§ Sir Rhodes BoysonTo ask the Secretary of State for the Home Department whether he has reached any decision on the application by the London borough of Brent for a section 11 grant for the development programme for racial equality in schools.
§ Mr. Douglas HurdI have now received and considered the report of an inquiry which Sir David Lane carried out at my request on Brent's development programme for race equality. He is severely critical of the arrangements for the development and implementation of the programme in 1986. But he finds that, under a new director of education and on a much reduced scale, the programme has now been accepted in schools. Sir David Lane and Her Majesty's inspectorate of schools, in a parallel report also published today, find that the scheme is now making a useful contribution to tackling under achievement by ethnic minority pupils in Brent schools. He accordingly recommends that, subject to extensive undertakings by Brent and its acceptance that the scheme should be independently monitored, grant should be paid for a period of three years for a retitled programme.
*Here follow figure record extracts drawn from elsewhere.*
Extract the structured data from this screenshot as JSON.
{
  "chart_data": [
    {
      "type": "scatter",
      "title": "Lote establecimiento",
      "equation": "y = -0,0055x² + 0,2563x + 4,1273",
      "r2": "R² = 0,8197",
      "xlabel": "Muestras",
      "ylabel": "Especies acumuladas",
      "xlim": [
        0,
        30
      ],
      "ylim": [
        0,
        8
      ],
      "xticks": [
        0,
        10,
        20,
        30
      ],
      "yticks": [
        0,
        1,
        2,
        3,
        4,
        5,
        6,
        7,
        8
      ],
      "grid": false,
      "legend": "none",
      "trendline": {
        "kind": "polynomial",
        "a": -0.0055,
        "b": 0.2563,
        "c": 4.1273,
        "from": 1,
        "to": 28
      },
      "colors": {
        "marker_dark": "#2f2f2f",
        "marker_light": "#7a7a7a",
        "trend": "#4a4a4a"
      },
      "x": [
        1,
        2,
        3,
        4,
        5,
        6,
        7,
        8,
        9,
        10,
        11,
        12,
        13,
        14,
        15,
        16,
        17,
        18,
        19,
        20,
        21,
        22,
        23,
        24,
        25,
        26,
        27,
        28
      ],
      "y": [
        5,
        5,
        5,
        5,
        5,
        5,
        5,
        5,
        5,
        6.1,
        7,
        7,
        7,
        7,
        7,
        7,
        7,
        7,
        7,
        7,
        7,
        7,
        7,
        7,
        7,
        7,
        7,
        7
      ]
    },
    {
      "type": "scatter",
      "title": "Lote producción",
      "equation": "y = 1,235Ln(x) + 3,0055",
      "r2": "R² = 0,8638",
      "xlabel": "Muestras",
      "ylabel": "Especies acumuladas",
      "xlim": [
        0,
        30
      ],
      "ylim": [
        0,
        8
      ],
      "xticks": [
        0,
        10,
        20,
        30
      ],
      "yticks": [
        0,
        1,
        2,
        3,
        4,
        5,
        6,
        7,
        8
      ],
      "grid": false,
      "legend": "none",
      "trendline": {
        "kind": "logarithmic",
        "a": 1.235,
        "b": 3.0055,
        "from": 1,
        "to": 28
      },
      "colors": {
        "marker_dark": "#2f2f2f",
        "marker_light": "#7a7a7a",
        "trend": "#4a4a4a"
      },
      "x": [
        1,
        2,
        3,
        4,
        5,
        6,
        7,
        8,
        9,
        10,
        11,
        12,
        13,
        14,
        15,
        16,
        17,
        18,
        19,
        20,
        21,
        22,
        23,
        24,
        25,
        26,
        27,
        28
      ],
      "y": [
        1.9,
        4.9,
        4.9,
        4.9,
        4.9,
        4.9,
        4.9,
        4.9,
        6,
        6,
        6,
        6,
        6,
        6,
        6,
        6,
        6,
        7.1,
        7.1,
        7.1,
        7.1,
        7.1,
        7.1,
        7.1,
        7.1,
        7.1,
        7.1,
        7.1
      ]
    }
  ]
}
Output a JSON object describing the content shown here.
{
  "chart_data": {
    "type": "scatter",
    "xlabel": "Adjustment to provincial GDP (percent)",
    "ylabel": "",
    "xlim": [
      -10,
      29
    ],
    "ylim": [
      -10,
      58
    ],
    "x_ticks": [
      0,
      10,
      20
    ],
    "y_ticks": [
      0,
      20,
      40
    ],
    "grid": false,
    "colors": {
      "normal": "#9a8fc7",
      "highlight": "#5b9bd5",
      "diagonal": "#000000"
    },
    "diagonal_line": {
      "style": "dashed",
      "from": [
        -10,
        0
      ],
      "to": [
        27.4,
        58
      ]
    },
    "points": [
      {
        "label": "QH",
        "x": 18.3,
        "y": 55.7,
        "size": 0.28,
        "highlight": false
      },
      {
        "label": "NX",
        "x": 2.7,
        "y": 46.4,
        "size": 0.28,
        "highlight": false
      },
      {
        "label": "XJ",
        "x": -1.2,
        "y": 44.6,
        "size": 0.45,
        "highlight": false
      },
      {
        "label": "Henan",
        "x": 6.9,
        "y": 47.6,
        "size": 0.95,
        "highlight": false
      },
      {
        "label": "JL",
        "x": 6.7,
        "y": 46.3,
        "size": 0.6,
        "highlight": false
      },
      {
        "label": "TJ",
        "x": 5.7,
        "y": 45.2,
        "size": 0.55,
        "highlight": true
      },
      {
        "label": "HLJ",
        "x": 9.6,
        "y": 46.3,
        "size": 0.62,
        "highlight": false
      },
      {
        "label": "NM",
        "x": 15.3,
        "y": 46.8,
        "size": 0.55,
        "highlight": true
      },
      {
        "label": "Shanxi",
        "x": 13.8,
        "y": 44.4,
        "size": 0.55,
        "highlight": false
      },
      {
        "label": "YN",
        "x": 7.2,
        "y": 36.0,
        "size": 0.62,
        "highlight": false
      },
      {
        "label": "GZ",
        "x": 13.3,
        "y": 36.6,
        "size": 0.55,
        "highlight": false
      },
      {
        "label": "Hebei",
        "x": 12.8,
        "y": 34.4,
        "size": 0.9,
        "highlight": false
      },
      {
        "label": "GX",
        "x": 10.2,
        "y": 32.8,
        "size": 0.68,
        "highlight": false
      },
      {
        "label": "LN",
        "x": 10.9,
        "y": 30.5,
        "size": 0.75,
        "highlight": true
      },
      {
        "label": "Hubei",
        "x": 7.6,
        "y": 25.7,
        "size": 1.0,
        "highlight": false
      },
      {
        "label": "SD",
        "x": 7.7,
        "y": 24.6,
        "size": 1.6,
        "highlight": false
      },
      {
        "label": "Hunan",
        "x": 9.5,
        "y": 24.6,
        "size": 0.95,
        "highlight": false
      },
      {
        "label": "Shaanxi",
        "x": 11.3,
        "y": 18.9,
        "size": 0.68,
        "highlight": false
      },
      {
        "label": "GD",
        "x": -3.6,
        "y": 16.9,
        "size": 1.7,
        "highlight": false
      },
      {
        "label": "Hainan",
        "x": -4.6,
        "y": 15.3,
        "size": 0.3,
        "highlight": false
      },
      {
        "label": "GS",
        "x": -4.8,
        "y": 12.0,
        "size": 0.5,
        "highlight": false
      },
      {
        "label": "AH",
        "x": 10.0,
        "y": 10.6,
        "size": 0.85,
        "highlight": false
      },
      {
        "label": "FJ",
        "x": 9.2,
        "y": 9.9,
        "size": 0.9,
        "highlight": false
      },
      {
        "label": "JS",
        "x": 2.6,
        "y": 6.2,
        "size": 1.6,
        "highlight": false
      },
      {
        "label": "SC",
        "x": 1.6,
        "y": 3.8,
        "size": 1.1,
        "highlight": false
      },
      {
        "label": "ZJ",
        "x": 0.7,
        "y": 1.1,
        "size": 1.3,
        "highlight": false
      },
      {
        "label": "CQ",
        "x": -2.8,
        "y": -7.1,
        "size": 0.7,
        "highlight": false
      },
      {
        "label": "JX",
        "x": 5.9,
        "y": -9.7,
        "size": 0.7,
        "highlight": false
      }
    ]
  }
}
I accept Sir David Lane's recommendations. Copies of both reports have been placed in the Library.
Brent council has accordingly been informed that section 11 grant will be paid only on the basis of the reduced scheme and its acceptance of the undertakings and of independent monitoring. Baroness Cox has agreed to lead the monitoring panel.
I have also decided to set in hand a scrutiny of the whole basis for section 11 grant. It is time that we looked again at the criteria and procedures by which grants are made under section 11.